10.2.3 Survival analysis
Notes: Only OS endpoint for PCAWG samples.
10.2.3.1 PCAWG Kaplan-Meier
Perform one molecular Log-rank survival analysis in one PCAWG project.
- Left panel
- Select one of supported multi-omics types;
- Select an identifier or define a signature;
- Select one PCAWG project;
- Filter samples by Gender, Age;
- Select the grouping method;
- Click the “Go!” button.
- Right panel
- Observe the survival curves of analytical result;
- Pull the sidebar to adjust plot parameters or download results through the top-right widget.

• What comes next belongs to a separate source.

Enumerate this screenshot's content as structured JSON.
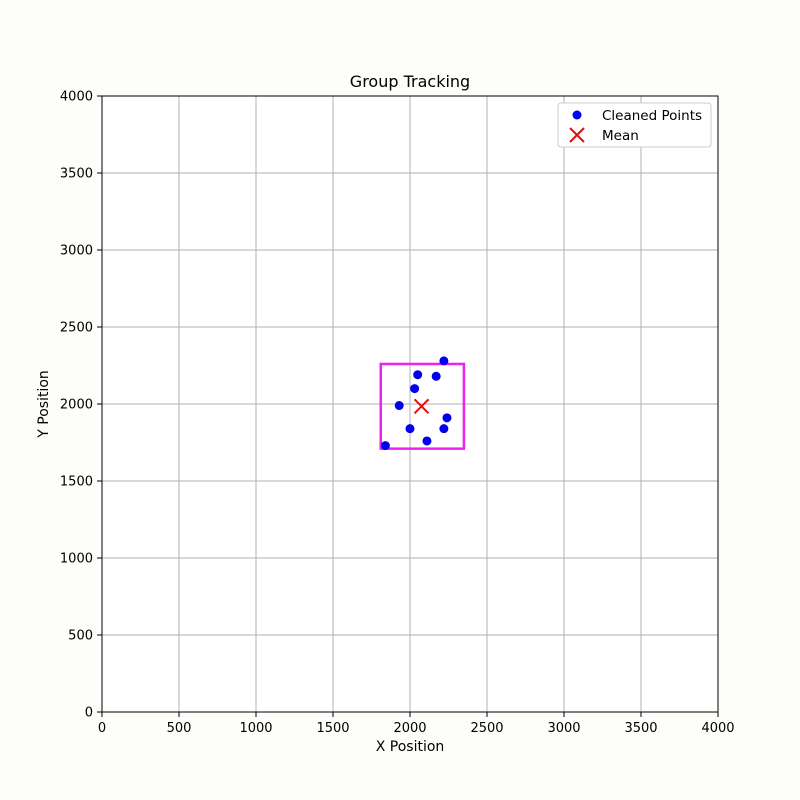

10.2.3.2 PCAWG Cox regression
Perform one molecular Log-rank survival analysis in All PCAWG projects based on vis_pcawg_unicox_tree()
function.
- Left panel
- Select one of supported multi-omics types;
- Select an identifier or define a signature;
- Click the “Go!” button.
- Right panel
- Observe the forest plot of analytical result;
- Pull the sidebar to adjust plot parameters or download results through the top-right widget.
10.3 CCLE
Database | Type | Module |
---|---|---|
CCLE | Comparison | Cancer Primary Sites |
CCLE | Correlation | Molecule-Molecule |
10.3.1 Comparison analysis
10.3.1.1 CCLE Cancer Primary Sites
Compare molecular values of cancer cell lines from different primary site based on vis_ccle_tpm()
function.
- Left panel
- Select one of supported multi-omics types;
- Select an identifier or define a signature;
- Click the “Go!” button.
- Right panel
- Observe the visualization plot of analytical result;
- Pull the sidebar to adjust plot parameters or download results through the top-right widget.

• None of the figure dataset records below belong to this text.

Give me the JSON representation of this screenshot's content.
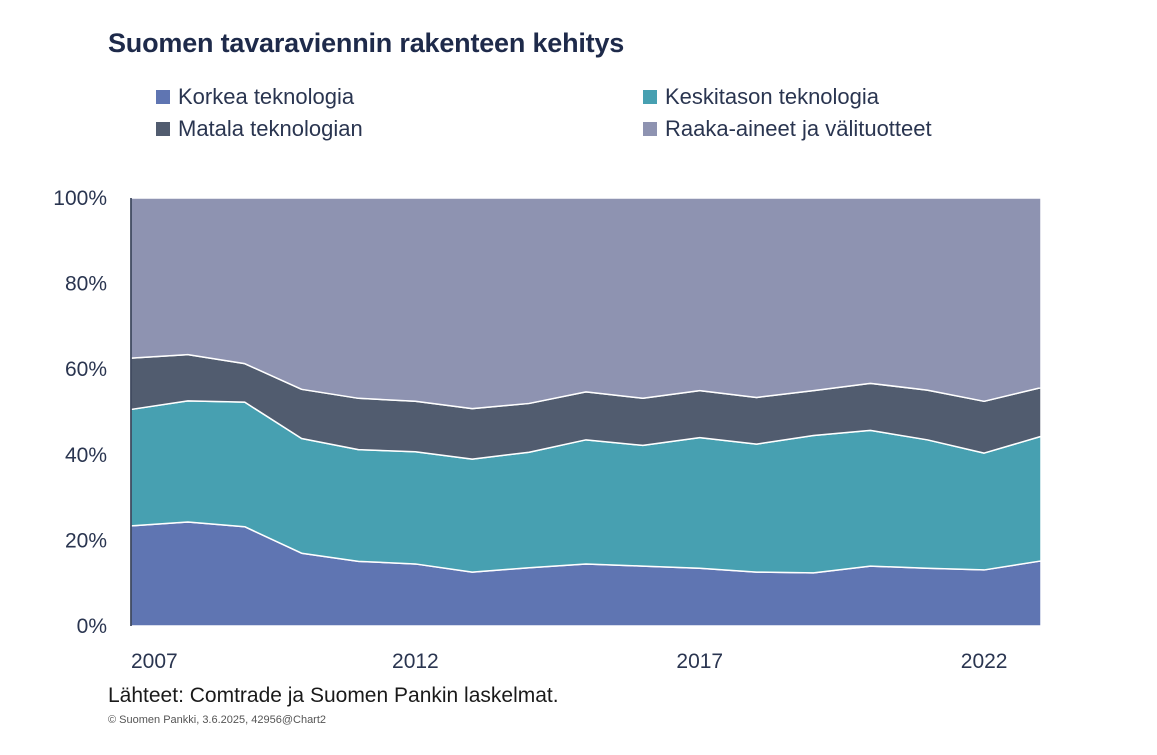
{
  "chart_data": {
    "type": "area",
    "stacked": true,
    "percent": true,
    "title": "Suomen tavaraviennin rakenteen kehitys",
    "x": [
      2007,
      2008,
      2009,
      2010,
      2011,
      2012,
      2013,
      2014,
      2015,
      2016,
      2017,
      2018,
      2019,
      2020,
      2021,
      2022,
      2023
    ],
    "x_tick_labels": [
      "2007",
      "2012",
      "2017",
      "2022"
    ],
    "y_tick_labels": [
      "0%",
      "20%",
      "40%",
      "60%",
      "80%",
      "100%"
    ],
    "ylim": [
      0,
      100
    ],
    "legend_placement": "top",
    "series": [
      {
        "name": "Korkea teknologia",
        "color": "#5f75b2",
        "values": [
          23.4,
          24.3,
          23.2,
          17.0,
          15.1,
          14.5,
          12.6,
          13.6,
          14.5,
          14.0,
          13.5,
          12.6,
          12.4,
          14.0,
          13.5,
          13.1,
          15.2
        ]
      },
      {
        "name": "Keskitason teknologia",
        "color": "#47a0b1",
        "values": [
          27.2,
          28.3,
          29.1,
          26.8,
          26.1,
          26.2,
          26.4,
          27.0,
          29.0,
          28.2,
          30.5,
          29.9,
          32.1,
          31.7,
          30.0,
          27.3,
          29.1
        ]
      },
      {
        "name": "Matala teknologian",
        "color": "#515c6f",
        "values": [
          12.0,
          10.8,
          9.0,
          11.5,
          12.0,
          11.8,
          11.8,
          11.4,
          11.2,
          11.0,
          11.0,
          10.9,
          10.5,
          11.0,
          11.6,
          12.1,
          11.4
        ]
      },
      {
        "name": "Raaka-aineet ja välituotteet",
        "color": "#8e93b1",
        "values": [
          37.4,
          36.6,
          38.7,
          44.7,
          46.8,
          47.5,
          49.2,
          48.0,
          45.3,
          46.8,
          45.0,
          46.6,
          45.0,
          43.3,
          44.9,
          47.5,
          44.3
        ]
      }
    ]
  },
  "footer": {
    "source": "Lähteet: Comtrade ja Suomen Pankin laskelmat.",
    "copyright": "© Suomen Pankki, 3.6.2025, 42956@Chart2"
  }
}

10.3.2 Correlation analysis
10.3.2.1 CCLE Molecule-Molecule
Compute and visualize the correlation between two molecules based on CCLE database based on vis_ccle_gene_cor()
function.
- Left panel
- Select two respective omics types;
- Select two specific identifiers as X-axis and Y-axis;
- Select one or more primary sites;
- Select correlation method;
- Click the “Go!” button.
- Right panel
- Observe the scatter plot of analytical result;
- Pull the sidebar to adjust plot parameters or download results through the top-right widget.